With the introduction of Android Wear (for wearable technology) and Android TV, as part of the Lollipop release, Ms Nikolic and her team have also had to make some significant changes to the way that Google Play apps are managed and curated.

“I believe that we can create a perfect experience at the individual user level, so that if you do have a wearable device we can give you this content ranked much higher, saying look you can make your Android watch even better with these additional apps, and then for someone else who doesn’t have that we can present content differently,” she said.

While much of the work carried out by engineers in London is led from Google’s headquarters in Mountain View, California, the company has a strong culture of grassroots innovation, so they are also able to work on their own projects.

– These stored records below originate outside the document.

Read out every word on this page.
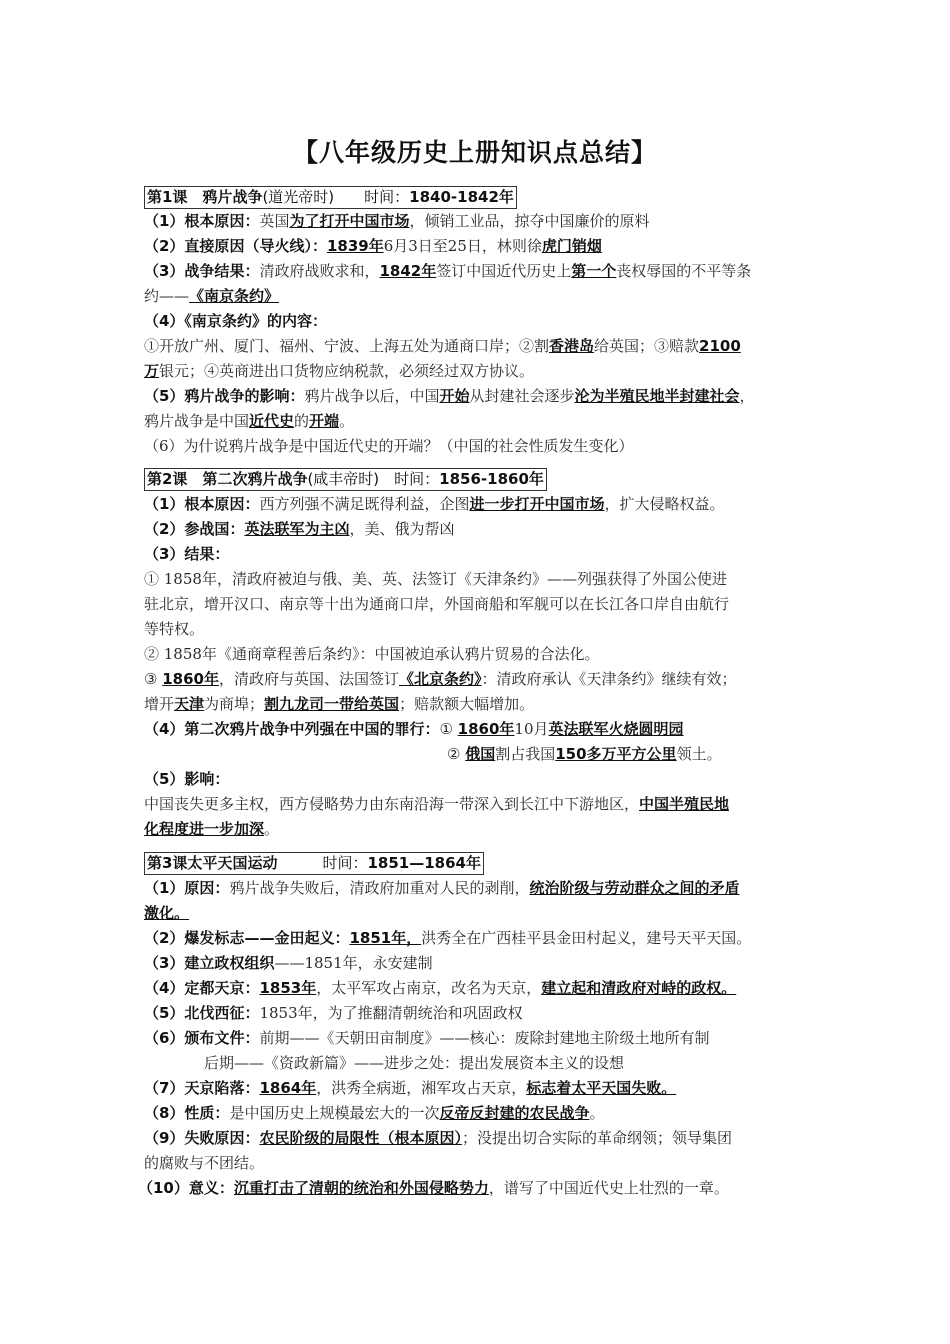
【八年级历史上册知识点总结】
第1课　鸦片战争(道光帝时)　　时间：1840-1842年
（1）根本原因：英国为了打开中国市场，倾销工业品，掠夺中国廉价的原料
（2）直接原因（导火线）：1839年6月3日至25日，林则徐虎门销烟
（3）战争结果：清政府战败求和，1842年签订中国近代历史上第一个丧权辱国的不平等条
约——《南京条约》
（4）《南京条约》的内容：
①开放广州、厦门、福州、宁波、上海五处为通商口岸；②割香港岛给英国；③赔款2100
万银元；④英商进出口货物应纳税款，必须经过双方协议。
（5）鸦片战争的影响：鸦片战争以后，中国开始从封建社会逐步沦为半殖民地半封建社会，
鸦片战争是中国近代史的开端。
（6）为什说鸦片战争是中国近代史的开端？（中国的社会性质发生变化）
第2课　第二次鸦片战争(咸丰帝时)　时间：1856-1860年
（1）根本原因：西方列强不满足既得利益，企图进一步打开中国市场，扩大侵略权益。
（2）参战国：英法联军为主凶，美、俄为帮凶
（3）结果：
① 1858年，清政府被迫与俄、美、英、法签订《天津条约》——列强获得了外国公使进
驻北京，增开汉口、南京等十出为通商口岸，外国商船和军舰可以在长江各口岸自由航行
等特权。
② 1858年《通商章程善后条约》：中国被迫承认鸦片贸易的合法化。
③ 1860年，清政府与英国、法国签订《北京条约》：清政府承认《天津条约》继续有效；
增开天津为商埠；割九龙司一带给英国；赔款额大幅增加。
（4）第二次鸦片战争中列强在中国的罪行：① 1860年10月英法联军火烧圆明园
② 俄国割占我国150多万平方公里领土。
（5）影响：
中国丧失更多主权，西方侵略势力由东南沿海一带深入到长江中下游地区，中国半殖民地
化程度进一步加深。
第3课太平天国运动　　　时间：1851—1864年
（1）原因：鸦片战争失败后，清政府加重对人民的剥削，统治阶级与劳动群众之间的矛盾
激化。
（2）爆发标志——金田起义：1851年，洪秀全在广西桂平县金田村起义，建号天平天国。
（3）建立政权组织——1851年，永安建制
（4）定都天京：1853年，太平军攻占南京，改名为天京，建立起和清政府对峙的政权。
（5）北伐西征：1853年，为了推翻清朝统治和巩固政权
（6）颁布文件：前期——《天朝田亩制度》——核心：废除封建地主阶级土地所有制
后期——《资政新篇》——进步之处：提出发展资本主义的设想
（7）天京陷落：1864年，洪秀全病逝，湘军攻占天京，标志着太平天国失败。
（8）性质：是中国历史上规模最宏大的一次反帝反封建的农民战争。
（9）失败原因：农民阶级的局限性（根本原因）；没提出切合实际的革命纲领；领导集团
的腐败与不团结。
（10）意义：沉重打击了清朝的统治和外国侵略势力，谱写了中国近代史上壮烈的一章。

Mr Popescu gave the example of Auto Awesome Movies, which is a feature of the Google Photos app and was conceived and built in London.

“With videos you may shoot a certain amount of footage, and it’s not all very good, but editing video on a mobile phone where you have limited input devices and the screen is small is actually hard,” he said.

“So the idea was to let the phone do the heavy lifting of figuring out what are the good parts and what are the bad parts, adding perhaps a theme to it, adding a soundtrack that matches the beat of the video, stuff like that. That’s an idea that we came up with, and we built the product and shipped it.”

While he admits there are some features of Android Lollipop that not all users like – such as the removal of ‘silent mode’ from the main task bar – Popescu said it is better to try innovative things and see what the reaction is and adapt, rather than continue doing the same thing with every release.

“It’s always a balance. If everything’s different, users will naturally be confused, but at the same time you can’t just ship the same software over and over,” he said. “You have to hit the right balance between innovative features and usability. It’s a fine line to tread.”

As London gradually builds its reputation as a successful technology cluster, attracting talented developers from all over Europe, it is encouraging to see that Silicon Valley is sitting up and taking notice.

As well as its own staff, Google helps to support London’s tech ecosystem with initiatives like the Google Campus start-up incubator, and while some Tech City entrepreneurs have expressed hostility towards American technology giants sucking up talented developers, Mr Popescu insists that Google has been welcomed into the community.

“I met a few start-up entrepreneurs, and they were very friendly and grateful for the support. I don’t think we are threatening the ecosystem in any way, we’re trying to be as helpful as we can, and we have an interest in London becoming a successful tech city,” said Mr Popescu.

If nothing else, the growing team of Google engineers at Belgrave House is testament to the fact that London is not only home to a growing community of start-up entrepreneurs but some of the best engineers for the biggest global companies.